航天推进技术研究院主办
GUO Pan,WEI Yanming,ZHOU Cheng.Effects of the intensity of applied magnetic field impacted on AF-MPDT performance operated at low power[J].Journal of Rocket Propulsion,2019,45(02):44-52.
附加场强度对低工况AF-MPDT性能的影响
- Title:
- Effects of the intensity of applied magnetic field impacted on AF-MPDT performance operated at low power
- 文章编号:
- 1672-9374(2019)02-0044-09
- 关键词:
- 磁等离子体动力推力器; 附加磁场强度; 投靶法; 性能
- 分类号:
- V439.4
- 文献标志码:
- A
- 摘要:
- 附加磁场强度与位形是大功率磁等离子体动力推力器(Applied Field Magnetoplasmadynamic Thruster, AF-MPDT)重要工作参数之一。为验证附加磁场强度对低工况下AF-MPDT性能的影响,采用北京控制工程研究所联合北京航空航天大学研制的100 kW级AF-MPDT原理样机,利用推力靶测量系统进行高温震动环境下的推力测量,针对不同附加磁场强度(30~230 mT)下的推力器开展中低功率性能研究实验。实验结果表明,在一定范围内,增加磁场强度可提升低工况下推力器推力、比冲、放电电压及效率等性能指标,并且放电电流越大,性能提升效果越明显。
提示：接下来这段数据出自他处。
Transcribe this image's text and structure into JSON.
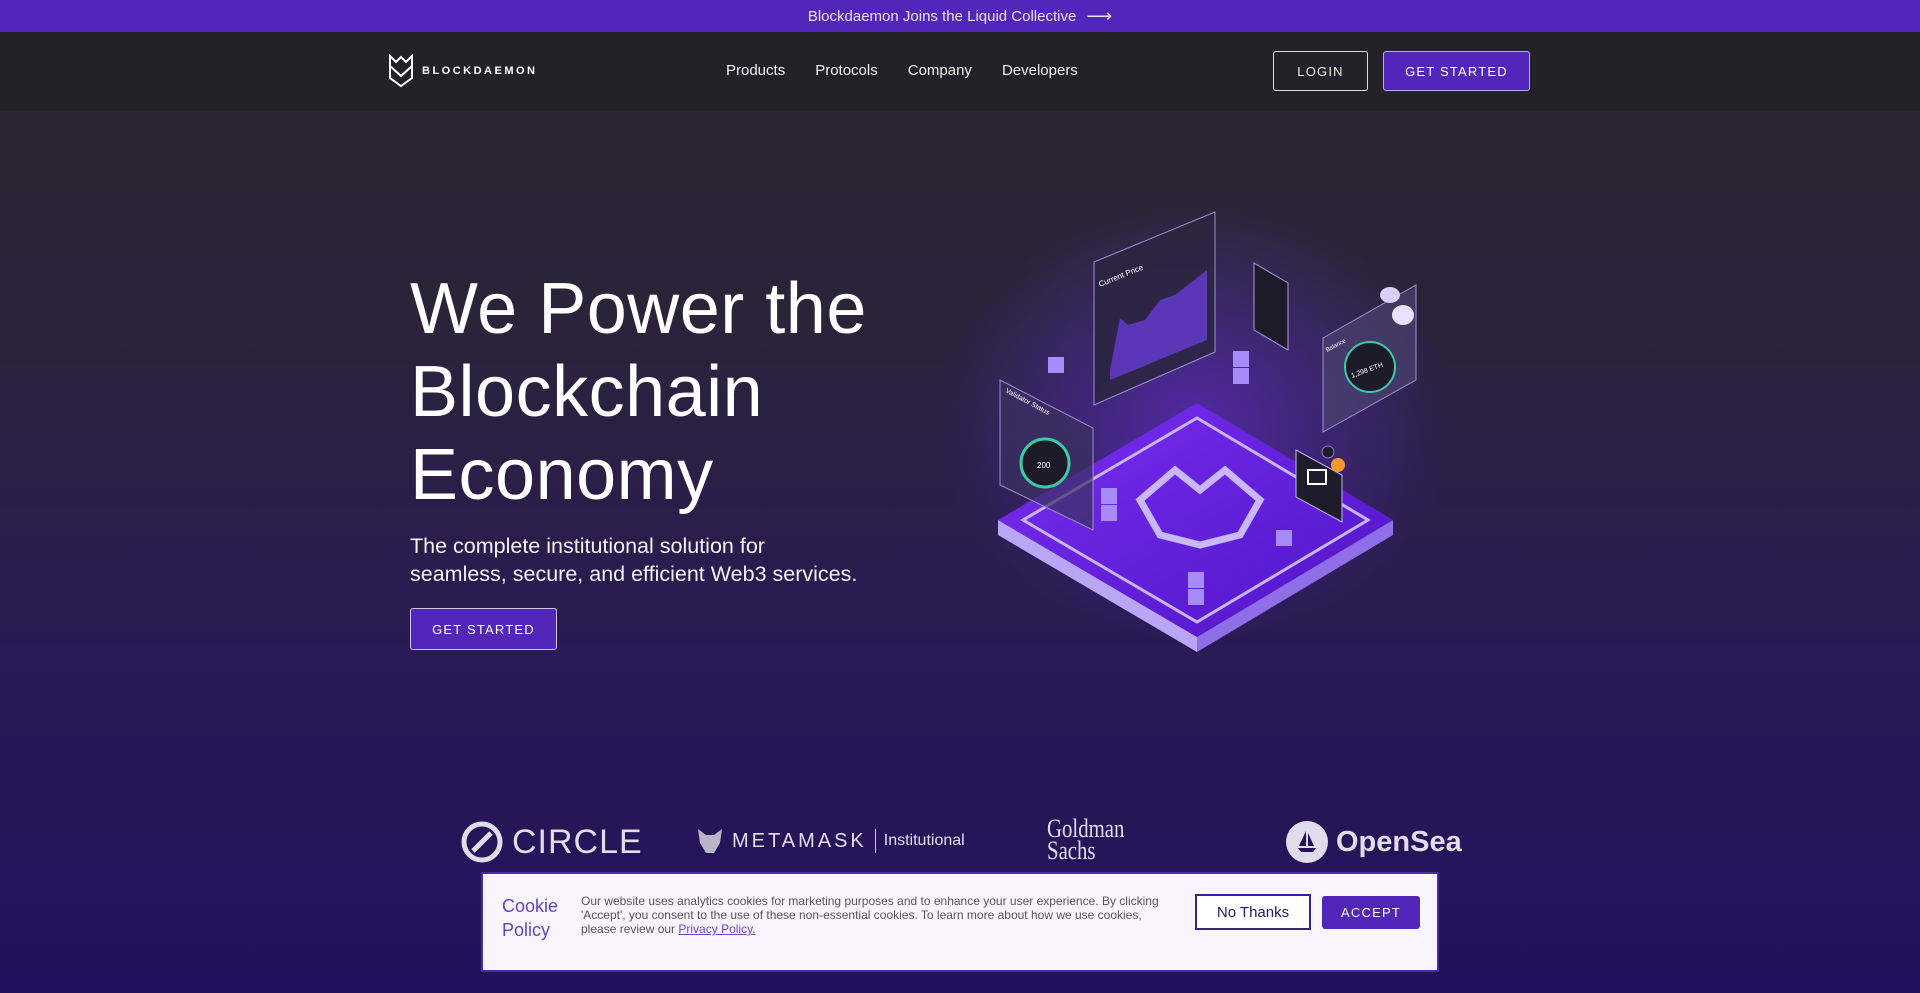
{
  "banner": {
    "text": "Blockdaemon Joins the Liquid Collective",
    "arrow_icon": "arrow-right-icon"
  },
  "nav": {
    "logo_text": "BLOCKDAEMON",
    "items": [
      {
        "label": "Products"
      },
      {
        "label": "Protocols"
      },
      {
        "label": "Company"
      },
      {
        "label": "Developers"
      }
    ],
    "login": "LOGIN",
    "get_started": "GET STARTED"
  },
  "hero": {
    "title_lines": [
      "We Power the",
      "Blockchain",
      "Economy"
    ],
    "subtitle_lines": [
      "The complete institutional solution for",
      "seamless, secure, and efficient Web3 services."
    ],
    "cta": "GET STARTED",
    "illustration": {
      "price_panel": "Current Price",
      "validator_panel": "Validator Status",
      "validator_value": "200",
      "balance_panel": "Balance",
      "balance_value": "1,298 ETH"
    }
  },
  "partners": [
    {
      "name": "CIRCLE"
    },
    {
      "name": "METAMASK",
      "suffix": "Institutional"
    },
    {
      "name_lines": [
        "Goldman",
        "Sachs"
      ]
    },
    {
      "name": "OpenSea"
    }
  ],
  "cookie": {
    "title": "Cookie Policy",
    "text": "Our website uses analytics cookies for marketing purposes and to enhance your user experience. By clicking 'Accept', you consent to the use of these non-essential cookies. To learn more about how we use cookies, please review our ",
    "link": "Privacy Policy.",
    "no_thanks": "No Thanks",
    "accept": "ACCEPT"
  },
  "colors": {
    "brand": "#5126b9",
    "nav_bg": "#232228",
    "cookie_bg": "#f9f5ff"
  }
}
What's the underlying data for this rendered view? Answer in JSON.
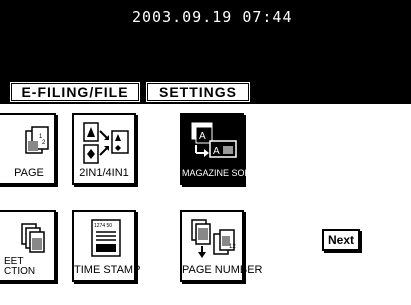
{
  "status": {
    "datetime": "2003.09.19 07:44"
  },
  "tabs": [
    {
      "label": "E-FILING/FILE"
    },
    {
      "label": "SETTINGS"
    }
  ],
  "functions": {
    "row1": [
      {
        "label": "PAGE",
        "icon": "page-split-icon"
      },
      {
        "label": "2IN1/4IN1",
        "icon": "combine-pages-icon"
      },
      {
        "label": "MAGAZINE SORT",
        "icon": "magazine-sort-icon",
        "selected": true
      }
    ],
    "row2": [
      {
        "label": "EET\nCTION",
        "icon": "sheet-insertion-icon"
      },
      {
        "label": "TIME STAMP",
        "icon": "time-stamp-icon"
      },
      {
        "label": "PAGE NUMBER",
        "icon": "page-number-icon"
      }
    ]
  },
  "timestamp_icon_text": "1274 50",
  "page_number_digits": "12",
  "nav": {
    "next_label": "Next"
  }
}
分析表明,低工况下AF-MPDT推力、比冲与磁场强度的平方根呈线性关系; 推力器放电电压与磁场强度呈线性关系; 推力器效率随磁场强度增强而增加,最终达到相应工况下的极限。
- Abstract:
- Intensity and profile of applied magnetic field are working parameters of great significance for the applied field magnetoplasmadynamic thruster(AF-MPDT).A 100 kW AF-MPDT principle prototype developed by Beijing Institute of Control Engineering and Beihang University was used to estimate the performance of MPDT under medium power with applied magnetic field varied from 30 mT to 230 mT.A target thrust measurement method under high temperature and vibrating environment was applied.The test results show that within a certain range,increasing the intensity of applied magnetic field could improve the thrust,impulse,discharge voltage and efficiency of AF-MPDT under low power.Besides, the performance improvement of AF-MPDT is more obviouse under higher discharge current.Further analysis shows that when the AF-MPDT was operated under low power, thrust and impulse are proportional to the square root for intensity of magnetic field; discharge voltage is proportional to intensity of magnetic field; efficiency increases with intensity of magnetic field but finally reaches the up limit under the corresponding working condition.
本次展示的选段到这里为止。